As noted in the judicial acts of the regional courts, for example, in the appellate rulings of the Trans-Baikal Regional Court in cases No. 33-244-2014 and 33-5077-2013, Art. 71 of the Labor Code of the Russian Federation gives the management of the organization during the probationary period the right to assess the business and professional qualities of an employee, which are determined in accordance with his compliance with his job duties (compliance with labor standards, maintaining discipline, compliance with the requirements of the Labor Code of the Russian Federation and local regulations).

At the same time, dismissal is unacceptable due to the personal qualities of the employee, as well as for subjective reasons based on the opinion of the employer. Consequently, in order to confirm the justification of the dismissal, the management must provide objective evidence that the employee is not doing the job assigned to him, is undisciplined, etc.

Dismissal criteria

In the appellate ruling of the Rostov Regional Court dated 18.12.2014 No. 33-17069 / 2014 it is noted that Art. 71 of the Labor Code of the Russian Federation, there is no clear list of circumstances that may indicate negative results of an employee passing the test. This position of the legislator, according to the judges, testifies to the variety of circumstances (a complete list of which cannot be registered in the Labor Code of the Russian Federation) that make it possible to dismiss an employee.

However, an approximate list of evidence that allows management to prove their innocence when an employee is fired is defined in court decisions.

The City Court of St. Petersburg, in its ruling dated 09.29.2011 No. 33-14786 / 2011, indicated that the following can serve as evidence of the legality of the employee's dismissal when passing the test:

  • acts of non-fulfillment (improper or untimely fulfillment) of labor standards;
  • documented release of defective products;
  • acts (memoranda) on violation by the employee of the internal regulations at the enterprise;
  • other documents testifying to the failure to fulfill the labor duties assigned to the employee.

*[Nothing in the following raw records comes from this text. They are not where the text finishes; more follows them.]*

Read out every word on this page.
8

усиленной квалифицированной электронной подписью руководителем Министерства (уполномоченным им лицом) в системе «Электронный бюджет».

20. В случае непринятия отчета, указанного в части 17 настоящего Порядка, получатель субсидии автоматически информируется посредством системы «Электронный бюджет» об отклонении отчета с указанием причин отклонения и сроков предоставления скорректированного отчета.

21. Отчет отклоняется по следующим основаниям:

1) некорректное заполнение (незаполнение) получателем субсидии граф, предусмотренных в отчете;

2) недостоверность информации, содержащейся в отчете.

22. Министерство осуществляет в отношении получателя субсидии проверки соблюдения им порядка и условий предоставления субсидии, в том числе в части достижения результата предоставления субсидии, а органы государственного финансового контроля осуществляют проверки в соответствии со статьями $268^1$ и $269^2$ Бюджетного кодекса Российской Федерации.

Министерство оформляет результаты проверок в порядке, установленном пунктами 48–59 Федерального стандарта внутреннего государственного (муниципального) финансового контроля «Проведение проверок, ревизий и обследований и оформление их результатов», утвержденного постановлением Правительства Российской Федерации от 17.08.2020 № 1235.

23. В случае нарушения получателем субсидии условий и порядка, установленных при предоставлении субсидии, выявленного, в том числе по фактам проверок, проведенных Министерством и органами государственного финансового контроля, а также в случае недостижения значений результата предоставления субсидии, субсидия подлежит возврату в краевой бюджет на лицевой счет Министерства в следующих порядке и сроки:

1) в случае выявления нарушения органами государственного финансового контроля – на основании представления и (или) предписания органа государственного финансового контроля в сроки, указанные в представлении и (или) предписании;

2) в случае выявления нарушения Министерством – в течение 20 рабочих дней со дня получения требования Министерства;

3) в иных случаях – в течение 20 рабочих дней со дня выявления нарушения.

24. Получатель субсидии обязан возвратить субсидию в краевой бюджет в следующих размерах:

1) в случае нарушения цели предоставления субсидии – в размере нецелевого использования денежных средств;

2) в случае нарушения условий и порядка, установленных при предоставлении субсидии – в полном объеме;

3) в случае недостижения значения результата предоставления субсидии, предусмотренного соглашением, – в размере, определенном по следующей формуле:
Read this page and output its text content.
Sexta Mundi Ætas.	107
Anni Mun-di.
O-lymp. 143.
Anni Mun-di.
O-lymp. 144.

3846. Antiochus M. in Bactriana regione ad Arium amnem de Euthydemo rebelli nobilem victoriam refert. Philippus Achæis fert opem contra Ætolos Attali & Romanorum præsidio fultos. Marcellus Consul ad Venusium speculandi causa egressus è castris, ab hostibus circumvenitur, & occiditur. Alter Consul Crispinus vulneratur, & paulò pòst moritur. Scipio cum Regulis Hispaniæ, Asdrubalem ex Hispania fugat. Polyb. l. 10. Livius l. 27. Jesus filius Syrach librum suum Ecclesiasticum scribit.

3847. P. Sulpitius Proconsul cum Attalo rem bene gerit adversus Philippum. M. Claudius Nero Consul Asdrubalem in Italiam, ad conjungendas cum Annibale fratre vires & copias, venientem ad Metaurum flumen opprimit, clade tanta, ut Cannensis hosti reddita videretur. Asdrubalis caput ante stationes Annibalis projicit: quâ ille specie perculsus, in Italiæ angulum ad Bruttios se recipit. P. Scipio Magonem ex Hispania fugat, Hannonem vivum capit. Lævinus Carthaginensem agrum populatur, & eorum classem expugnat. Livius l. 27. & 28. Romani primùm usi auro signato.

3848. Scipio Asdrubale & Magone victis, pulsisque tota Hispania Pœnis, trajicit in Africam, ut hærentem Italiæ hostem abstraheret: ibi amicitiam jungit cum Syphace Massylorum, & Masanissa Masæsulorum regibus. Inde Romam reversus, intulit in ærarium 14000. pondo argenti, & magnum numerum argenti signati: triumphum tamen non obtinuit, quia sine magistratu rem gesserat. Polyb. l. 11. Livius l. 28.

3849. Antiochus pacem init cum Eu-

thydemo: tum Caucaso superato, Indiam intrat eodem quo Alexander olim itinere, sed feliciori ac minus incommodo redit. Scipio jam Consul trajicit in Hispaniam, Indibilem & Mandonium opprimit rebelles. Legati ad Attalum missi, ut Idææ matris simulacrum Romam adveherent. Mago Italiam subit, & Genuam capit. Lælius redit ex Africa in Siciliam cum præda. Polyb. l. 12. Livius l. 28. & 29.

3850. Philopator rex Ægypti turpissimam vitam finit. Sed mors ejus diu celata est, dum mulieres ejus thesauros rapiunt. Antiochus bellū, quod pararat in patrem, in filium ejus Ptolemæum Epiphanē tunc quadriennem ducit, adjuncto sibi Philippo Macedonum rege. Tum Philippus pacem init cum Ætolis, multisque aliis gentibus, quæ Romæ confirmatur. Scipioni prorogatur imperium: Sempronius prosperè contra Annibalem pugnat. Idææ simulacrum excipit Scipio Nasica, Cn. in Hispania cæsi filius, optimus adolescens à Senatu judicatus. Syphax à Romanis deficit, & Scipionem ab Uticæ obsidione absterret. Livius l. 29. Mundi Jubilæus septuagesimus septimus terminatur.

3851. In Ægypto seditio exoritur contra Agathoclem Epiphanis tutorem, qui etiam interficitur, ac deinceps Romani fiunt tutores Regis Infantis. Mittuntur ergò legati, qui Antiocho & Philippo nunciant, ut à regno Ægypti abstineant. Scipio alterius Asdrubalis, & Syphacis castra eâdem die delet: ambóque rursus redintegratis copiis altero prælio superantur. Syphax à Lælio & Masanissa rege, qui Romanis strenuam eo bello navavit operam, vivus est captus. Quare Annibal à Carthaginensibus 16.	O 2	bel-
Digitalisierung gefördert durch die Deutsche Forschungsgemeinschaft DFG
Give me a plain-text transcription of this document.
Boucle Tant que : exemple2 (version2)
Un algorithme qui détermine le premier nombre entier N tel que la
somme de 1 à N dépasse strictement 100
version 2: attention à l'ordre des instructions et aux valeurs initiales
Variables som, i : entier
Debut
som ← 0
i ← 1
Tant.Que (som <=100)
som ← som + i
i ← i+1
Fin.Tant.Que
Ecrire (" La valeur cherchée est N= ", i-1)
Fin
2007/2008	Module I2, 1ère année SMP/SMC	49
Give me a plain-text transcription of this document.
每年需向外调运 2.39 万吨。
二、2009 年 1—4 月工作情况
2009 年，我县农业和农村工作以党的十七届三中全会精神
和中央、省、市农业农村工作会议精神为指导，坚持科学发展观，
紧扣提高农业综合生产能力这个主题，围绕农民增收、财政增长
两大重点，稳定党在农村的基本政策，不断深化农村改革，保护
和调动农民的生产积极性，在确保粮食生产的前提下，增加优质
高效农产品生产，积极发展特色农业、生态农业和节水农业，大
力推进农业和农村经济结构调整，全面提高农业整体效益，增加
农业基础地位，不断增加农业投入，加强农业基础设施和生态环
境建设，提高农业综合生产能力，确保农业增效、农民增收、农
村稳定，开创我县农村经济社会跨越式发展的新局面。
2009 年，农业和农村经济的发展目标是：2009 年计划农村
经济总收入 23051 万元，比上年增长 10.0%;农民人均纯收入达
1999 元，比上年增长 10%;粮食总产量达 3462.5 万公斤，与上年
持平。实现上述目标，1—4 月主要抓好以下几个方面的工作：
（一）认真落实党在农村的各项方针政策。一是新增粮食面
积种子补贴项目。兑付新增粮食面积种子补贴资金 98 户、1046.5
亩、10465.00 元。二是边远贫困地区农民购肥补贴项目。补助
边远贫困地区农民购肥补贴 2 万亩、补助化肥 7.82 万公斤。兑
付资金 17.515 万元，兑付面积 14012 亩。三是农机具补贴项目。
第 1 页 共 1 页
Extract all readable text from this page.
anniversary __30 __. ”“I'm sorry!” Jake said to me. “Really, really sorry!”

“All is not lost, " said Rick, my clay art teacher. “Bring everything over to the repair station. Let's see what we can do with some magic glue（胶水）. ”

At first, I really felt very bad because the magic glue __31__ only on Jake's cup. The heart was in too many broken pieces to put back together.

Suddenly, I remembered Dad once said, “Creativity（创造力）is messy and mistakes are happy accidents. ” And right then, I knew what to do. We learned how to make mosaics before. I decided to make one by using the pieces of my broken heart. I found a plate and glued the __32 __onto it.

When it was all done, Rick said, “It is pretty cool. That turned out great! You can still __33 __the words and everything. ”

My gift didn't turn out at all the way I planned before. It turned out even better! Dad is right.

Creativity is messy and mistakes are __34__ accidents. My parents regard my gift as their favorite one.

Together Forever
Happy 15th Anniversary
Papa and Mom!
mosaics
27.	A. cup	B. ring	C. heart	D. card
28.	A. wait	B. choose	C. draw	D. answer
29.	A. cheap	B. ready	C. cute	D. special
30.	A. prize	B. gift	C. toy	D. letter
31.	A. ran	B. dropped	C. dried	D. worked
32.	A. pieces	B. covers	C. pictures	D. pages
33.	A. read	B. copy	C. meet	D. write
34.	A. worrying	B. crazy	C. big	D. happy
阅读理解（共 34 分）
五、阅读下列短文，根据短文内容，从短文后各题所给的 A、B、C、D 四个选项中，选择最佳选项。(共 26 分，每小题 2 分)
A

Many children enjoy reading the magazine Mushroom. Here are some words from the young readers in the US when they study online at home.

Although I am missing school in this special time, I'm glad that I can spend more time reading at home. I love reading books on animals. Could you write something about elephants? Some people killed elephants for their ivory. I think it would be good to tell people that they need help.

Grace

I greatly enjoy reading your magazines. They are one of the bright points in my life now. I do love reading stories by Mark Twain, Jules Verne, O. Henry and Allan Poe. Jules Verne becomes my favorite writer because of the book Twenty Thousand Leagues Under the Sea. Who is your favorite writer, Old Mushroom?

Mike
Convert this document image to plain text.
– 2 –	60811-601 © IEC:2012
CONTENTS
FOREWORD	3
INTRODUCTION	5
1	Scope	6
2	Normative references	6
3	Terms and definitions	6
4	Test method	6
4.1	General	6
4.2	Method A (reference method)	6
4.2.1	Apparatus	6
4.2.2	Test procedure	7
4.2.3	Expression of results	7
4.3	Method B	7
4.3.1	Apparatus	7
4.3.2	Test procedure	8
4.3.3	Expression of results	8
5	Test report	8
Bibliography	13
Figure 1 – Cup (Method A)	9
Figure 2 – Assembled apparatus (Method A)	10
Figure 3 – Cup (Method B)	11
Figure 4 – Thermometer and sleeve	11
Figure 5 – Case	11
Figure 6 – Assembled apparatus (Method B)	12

The definition of the Moscow City Court dated 12.12.2014 No. 33-46262 / 14 also includes among a number of admissible evidences testifying to the right of the organization's management to dismiss an employee due to negative test results:

  • testimony of witnesses confirming these facts;
  • dismissal warnings;
  • minutes of administrative meetings, etc.

***

Summing up, we note that the establishment of a test condition in the employment agreement allows the organization's management to make sure of the professionalism and discipline of the employee hired within the allotted time. And if the employee does not meet the requirements, part with him in a simplified manner. We remind you that at the link above you can download the form and sample of the employment contract for a trial period.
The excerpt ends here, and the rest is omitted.